This page lists all security advisories since June 2013. For older security advisories see this post. Security release announcements (starting with v4.2) are also listed here.
CiviCRM generates *.pdf files with the assistance of a PDF engine. It is compatible with multiple engines, including the default DOMPDF and the alternative wkhtmltopdf. The latter option is now unsupported and insecure. Sites should remove it.
(Note: wkhtmltopdf is not distributed by CiviCRM. This is a public service announcement to alert people who may have installed wkhtmltopdf as an add-on.)
The helper function CRM_Utils_File::cleanDir() is used to cleanup certain data folders. In some situations, it might be tricked into deleting additional files outside of the target directory.
Multiple AJAX end-points may be vulnerable to Cross Site Request Forgery.
This release updates a large number of older end-points originating circa CiviCRM 1.x-3.x. Detailed severity ratings were not assessed for all these end-points, but several samples were assessed.
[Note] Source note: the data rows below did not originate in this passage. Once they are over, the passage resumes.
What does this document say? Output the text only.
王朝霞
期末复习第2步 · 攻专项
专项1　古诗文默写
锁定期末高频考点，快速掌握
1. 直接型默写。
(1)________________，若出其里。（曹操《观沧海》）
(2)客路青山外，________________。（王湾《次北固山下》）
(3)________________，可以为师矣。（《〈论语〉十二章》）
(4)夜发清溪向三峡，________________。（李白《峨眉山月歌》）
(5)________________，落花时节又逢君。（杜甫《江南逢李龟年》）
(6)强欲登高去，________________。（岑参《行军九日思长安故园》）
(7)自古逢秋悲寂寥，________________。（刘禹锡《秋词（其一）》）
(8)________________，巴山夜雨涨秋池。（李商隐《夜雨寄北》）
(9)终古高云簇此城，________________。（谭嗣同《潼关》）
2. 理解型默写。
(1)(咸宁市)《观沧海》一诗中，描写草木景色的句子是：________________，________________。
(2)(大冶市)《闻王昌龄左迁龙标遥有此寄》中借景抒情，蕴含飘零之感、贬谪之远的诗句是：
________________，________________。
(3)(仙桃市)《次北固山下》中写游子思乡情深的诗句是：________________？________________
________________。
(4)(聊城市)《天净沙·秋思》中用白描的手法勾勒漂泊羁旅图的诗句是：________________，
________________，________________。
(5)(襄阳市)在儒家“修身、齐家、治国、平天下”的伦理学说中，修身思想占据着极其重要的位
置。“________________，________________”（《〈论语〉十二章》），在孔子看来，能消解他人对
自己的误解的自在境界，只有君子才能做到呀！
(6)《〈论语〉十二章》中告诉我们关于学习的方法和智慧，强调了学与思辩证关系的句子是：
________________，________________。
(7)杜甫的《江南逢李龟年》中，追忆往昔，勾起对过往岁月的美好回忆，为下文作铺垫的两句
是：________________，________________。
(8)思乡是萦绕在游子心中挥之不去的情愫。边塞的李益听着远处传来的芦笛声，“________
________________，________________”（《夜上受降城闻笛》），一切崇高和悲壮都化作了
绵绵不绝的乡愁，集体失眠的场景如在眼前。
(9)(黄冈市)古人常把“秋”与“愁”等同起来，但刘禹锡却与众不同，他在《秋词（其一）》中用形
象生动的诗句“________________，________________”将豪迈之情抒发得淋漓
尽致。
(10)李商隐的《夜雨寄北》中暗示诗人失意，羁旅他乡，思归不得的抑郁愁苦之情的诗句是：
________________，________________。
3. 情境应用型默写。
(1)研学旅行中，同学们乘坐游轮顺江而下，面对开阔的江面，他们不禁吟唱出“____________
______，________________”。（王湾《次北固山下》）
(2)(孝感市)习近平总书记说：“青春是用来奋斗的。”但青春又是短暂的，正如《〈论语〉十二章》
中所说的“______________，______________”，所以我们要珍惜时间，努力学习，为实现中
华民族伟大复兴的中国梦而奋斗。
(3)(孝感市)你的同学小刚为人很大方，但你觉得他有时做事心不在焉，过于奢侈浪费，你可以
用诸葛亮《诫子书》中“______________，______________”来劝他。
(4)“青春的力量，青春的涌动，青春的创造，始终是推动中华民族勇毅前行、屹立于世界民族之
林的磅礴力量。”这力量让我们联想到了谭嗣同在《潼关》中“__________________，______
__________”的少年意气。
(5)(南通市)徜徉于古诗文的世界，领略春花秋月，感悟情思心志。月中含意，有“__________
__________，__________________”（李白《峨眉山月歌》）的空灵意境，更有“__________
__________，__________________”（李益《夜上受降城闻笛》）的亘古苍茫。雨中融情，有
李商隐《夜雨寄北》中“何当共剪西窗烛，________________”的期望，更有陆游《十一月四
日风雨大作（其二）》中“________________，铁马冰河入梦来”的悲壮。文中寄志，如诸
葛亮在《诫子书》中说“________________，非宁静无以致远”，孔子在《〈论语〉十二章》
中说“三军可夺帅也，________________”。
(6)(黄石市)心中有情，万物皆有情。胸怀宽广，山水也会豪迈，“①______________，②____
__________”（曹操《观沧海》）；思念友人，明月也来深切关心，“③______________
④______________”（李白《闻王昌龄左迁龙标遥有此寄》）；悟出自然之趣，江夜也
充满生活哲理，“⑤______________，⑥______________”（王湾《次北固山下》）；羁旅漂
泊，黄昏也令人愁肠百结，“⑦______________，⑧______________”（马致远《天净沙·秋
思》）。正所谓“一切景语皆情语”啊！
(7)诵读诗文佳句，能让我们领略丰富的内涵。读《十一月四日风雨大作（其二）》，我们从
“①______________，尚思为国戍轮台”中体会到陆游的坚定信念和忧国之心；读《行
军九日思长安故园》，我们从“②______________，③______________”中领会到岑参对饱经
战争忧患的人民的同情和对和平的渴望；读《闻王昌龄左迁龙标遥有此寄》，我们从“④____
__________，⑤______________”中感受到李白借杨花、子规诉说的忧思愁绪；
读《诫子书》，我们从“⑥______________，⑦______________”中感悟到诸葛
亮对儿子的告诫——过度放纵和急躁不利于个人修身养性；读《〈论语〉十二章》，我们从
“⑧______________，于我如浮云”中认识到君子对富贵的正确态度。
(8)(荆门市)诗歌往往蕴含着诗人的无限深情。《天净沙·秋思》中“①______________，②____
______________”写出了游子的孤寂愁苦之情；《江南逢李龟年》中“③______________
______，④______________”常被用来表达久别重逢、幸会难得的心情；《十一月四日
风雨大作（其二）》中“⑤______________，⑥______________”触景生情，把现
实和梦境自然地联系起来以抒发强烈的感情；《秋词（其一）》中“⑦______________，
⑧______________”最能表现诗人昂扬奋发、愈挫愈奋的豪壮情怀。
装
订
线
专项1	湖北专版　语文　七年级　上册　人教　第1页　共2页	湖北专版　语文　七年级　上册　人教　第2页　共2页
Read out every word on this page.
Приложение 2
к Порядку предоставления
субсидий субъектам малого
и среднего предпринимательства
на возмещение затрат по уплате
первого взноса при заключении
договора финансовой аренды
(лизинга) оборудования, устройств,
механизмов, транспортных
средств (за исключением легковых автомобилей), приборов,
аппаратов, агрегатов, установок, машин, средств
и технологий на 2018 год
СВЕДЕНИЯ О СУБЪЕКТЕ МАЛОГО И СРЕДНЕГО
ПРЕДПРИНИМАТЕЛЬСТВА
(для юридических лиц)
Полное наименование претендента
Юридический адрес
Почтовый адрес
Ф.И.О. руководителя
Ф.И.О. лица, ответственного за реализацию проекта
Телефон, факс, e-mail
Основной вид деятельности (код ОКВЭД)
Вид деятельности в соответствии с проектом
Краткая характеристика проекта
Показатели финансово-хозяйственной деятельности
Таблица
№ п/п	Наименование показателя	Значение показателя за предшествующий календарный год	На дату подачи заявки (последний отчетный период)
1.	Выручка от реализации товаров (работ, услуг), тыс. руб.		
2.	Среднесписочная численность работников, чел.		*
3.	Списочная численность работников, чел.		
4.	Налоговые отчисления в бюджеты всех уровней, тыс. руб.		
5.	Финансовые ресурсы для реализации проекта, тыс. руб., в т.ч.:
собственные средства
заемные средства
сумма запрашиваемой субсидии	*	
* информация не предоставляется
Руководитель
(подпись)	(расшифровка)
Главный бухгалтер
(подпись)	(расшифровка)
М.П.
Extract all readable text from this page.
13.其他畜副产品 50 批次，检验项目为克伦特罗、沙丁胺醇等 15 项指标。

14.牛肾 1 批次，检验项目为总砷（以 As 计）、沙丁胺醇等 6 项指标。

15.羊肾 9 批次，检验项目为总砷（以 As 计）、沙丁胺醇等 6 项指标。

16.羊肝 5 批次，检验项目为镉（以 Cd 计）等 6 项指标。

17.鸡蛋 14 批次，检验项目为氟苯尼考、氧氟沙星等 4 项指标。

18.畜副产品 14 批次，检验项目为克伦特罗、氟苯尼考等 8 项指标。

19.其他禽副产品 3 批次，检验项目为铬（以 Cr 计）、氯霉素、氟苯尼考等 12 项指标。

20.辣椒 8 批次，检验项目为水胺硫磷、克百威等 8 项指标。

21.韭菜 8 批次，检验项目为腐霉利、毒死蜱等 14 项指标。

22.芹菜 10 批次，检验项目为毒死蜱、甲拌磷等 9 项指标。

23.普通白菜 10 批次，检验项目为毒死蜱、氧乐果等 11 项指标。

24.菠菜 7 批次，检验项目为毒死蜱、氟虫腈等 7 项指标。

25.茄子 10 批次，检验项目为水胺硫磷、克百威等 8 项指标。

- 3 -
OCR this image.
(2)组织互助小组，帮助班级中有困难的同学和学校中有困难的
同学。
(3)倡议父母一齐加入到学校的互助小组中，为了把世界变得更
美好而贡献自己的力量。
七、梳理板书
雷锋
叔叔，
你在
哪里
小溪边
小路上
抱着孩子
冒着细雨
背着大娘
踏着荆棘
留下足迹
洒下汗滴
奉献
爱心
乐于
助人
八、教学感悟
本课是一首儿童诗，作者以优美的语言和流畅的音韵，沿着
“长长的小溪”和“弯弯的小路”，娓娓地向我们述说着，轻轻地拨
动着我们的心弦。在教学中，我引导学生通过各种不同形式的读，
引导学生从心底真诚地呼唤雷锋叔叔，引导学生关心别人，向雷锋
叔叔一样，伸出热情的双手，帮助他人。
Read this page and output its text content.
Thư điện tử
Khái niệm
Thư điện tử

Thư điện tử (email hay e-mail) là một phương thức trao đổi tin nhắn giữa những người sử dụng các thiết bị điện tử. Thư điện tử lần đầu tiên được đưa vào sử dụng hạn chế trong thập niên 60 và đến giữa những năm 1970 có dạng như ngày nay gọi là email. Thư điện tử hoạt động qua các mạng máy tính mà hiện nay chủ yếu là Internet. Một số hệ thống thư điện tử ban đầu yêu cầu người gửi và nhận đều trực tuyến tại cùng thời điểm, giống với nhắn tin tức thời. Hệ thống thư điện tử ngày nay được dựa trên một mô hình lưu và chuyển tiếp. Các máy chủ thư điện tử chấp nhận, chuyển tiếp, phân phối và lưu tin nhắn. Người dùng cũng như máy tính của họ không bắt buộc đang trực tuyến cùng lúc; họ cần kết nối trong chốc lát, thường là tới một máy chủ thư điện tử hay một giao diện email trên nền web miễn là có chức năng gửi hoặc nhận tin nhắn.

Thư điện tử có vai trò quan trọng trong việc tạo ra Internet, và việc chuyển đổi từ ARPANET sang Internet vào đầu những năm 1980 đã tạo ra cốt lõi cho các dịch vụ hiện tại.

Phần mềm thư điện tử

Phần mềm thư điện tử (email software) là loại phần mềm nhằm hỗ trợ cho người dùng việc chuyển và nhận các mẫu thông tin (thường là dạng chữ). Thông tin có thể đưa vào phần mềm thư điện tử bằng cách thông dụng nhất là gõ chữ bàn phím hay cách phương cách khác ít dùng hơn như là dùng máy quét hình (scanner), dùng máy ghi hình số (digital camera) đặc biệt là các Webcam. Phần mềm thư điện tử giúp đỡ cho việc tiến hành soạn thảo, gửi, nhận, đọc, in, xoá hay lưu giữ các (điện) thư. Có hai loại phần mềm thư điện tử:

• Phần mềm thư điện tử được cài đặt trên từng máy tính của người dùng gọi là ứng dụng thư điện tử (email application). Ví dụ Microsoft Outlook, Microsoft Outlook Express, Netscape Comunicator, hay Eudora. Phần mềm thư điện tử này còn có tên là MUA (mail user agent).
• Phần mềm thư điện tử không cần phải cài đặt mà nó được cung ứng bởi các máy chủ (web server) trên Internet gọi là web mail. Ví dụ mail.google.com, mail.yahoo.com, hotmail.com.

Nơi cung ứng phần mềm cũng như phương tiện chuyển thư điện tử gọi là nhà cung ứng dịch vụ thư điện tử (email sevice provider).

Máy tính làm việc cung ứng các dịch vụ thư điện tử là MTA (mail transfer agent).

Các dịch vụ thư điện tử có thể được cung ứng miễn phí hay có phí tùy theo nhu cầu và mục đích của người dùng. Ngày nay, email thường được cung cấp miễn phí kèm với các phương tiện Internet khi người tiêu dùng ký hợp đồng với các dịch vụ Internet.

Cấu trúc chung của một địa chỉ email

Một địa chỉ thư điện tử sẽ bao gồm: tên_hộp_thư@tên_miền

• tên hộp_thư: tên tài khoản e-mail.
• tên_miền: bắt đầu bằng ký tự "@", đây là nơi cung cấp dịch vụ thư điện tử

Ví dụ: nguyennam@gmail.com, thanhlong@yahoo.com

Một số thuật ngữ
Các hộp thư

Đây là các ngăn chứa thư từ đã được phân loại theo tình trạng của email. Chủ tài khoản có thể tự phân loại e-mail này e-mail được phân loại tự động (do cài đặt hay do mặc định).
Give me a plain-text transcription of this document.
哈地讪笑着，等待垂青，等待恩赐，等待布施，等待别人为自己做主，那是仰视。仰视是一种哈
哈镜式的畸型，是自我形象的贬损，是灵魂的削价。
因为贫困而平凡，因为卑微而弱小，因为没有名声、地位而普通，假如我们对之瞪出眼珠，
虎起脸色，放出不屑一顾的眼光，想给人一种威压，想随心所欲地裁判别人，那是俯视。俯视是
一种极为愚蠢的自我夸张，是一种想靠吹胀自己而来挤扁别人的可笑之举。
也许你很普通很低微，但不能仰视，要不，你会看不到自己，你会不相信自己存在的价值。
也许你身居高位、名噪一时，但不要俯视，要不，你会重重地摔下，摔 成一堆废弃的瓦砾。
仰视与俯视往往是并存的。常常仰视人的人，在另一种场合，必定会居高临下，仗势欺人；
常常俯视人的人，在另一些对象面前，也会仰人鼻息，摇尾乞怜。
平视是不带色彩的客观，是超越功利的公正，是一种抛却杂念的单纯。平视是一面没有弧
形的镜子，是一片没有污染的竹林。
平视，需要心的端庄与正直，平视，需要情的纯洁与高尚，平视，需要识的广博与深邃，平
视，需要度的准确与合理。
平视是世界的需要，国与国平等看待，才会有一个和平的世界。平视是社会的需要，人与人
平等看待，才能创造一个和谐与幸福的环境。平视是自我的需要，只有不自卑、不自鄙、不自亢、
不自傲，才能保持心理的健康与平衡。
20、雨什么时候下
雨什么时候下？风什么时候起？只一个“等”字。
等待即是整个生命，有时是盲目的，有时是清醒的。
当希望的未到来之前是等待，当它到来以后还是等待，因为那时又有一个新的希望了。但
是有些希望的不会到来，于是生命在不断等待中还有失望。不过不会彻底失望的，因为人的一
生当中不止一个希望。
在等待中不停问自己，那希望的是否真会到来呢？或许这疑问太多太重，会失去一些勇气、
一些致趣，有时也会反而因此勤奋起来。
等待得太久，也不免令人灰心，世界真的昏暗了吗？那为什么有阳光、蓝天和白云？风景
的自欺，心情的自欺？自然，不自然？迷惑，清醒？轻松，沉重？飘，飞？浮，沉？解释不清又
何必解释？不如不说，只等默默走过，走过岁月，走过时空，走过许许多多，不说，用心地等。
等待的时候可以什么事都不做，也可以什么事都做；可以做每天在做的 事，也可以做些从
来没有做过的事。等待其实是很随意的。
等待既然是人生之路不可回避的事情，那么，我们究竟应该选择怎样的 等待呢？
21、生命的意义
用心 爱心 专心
The severity ranged from "Not Critical" to "Moderately Critical". Thus, the overall issue is classified as "Moderately Critical".
CiviCRM uses the Smarty template system for high-trust content (built-in template files, written by developers) and low-trust content (user-supplied templates, written by back-office users). Low-trust content is subject to sandboxing, but there were issues in how this was applied.
CiviCRM includes the Smarty v2 templating engine. Templates are defined by core code, by third-party extensions, and by configurable content. The upstream smarty.net project has stopped publishing security backports for Smarty v2, so civicrm.org will do so (until a migration to a newer Smarty is complete).
As part of this, the CiviCRM security team has done a detailed audit to compare recent issues from v2/v3/v4.
A problematic code pattern was found in ~8 places. Any of these places could be vulnerable a SQL injection (SQLI) attack. However, it is believed that most or all have mitigating factors that prevent exploits.
KCFinder provides a file-management dialog for CKEditor 4. It included two vulnerabilities:
It allowed a "reflected" cross-site scripting (XSS) attack.
It bypassed a CiviCRM policy option which limits file-uploads. (This bypass was still subject to other restrictions. The likely impact is to allow a "stored" XSS attack. However, it is possible for there to be other impacts.)
The CiviCRM-WordPress module includes a "Quick Add" widget that can be used to trick another user into executing arbitrary HTML and Javascript.
(This vulnerability is similar to "stored cross-site scripting". However, exploiting it requires the backend privilege access CiviCRM, so it can only be exploited by internal users.)
CiviCRM's file-upload mechanism includes a guard to limit the range of accepted file-types. However, the guard is too relaxed - in some configurations, this enables a less-privileged data-administrator to execute arbitrary code.
Asset Builder allows CiviCRM and its extensions to generate dynamic assets. A vulnerability allowed third-parties to trick it into generating assets with unintended inputs.
Exploiting this vulnerability depends on several details (e.g. the asset data-types, input-parameters, and web-domain policies). For the specific assets and configurations that we tested, attacks were substantively constrained by the browsers' "Same Origin Policy". However, other assets and other configurations could be impacted more severely.
The "Help" subsystem did not sufficiently validate the location/origin of its source files. If combined with a web-based upload tool, this could allow a user to execute arbitrary code.
With CiviCRM's standard upload tools, exploiting this vulnerability requires permission "administer CiviCRM". However, other upload tools (such as CMS plugins) could provide other attack vectors.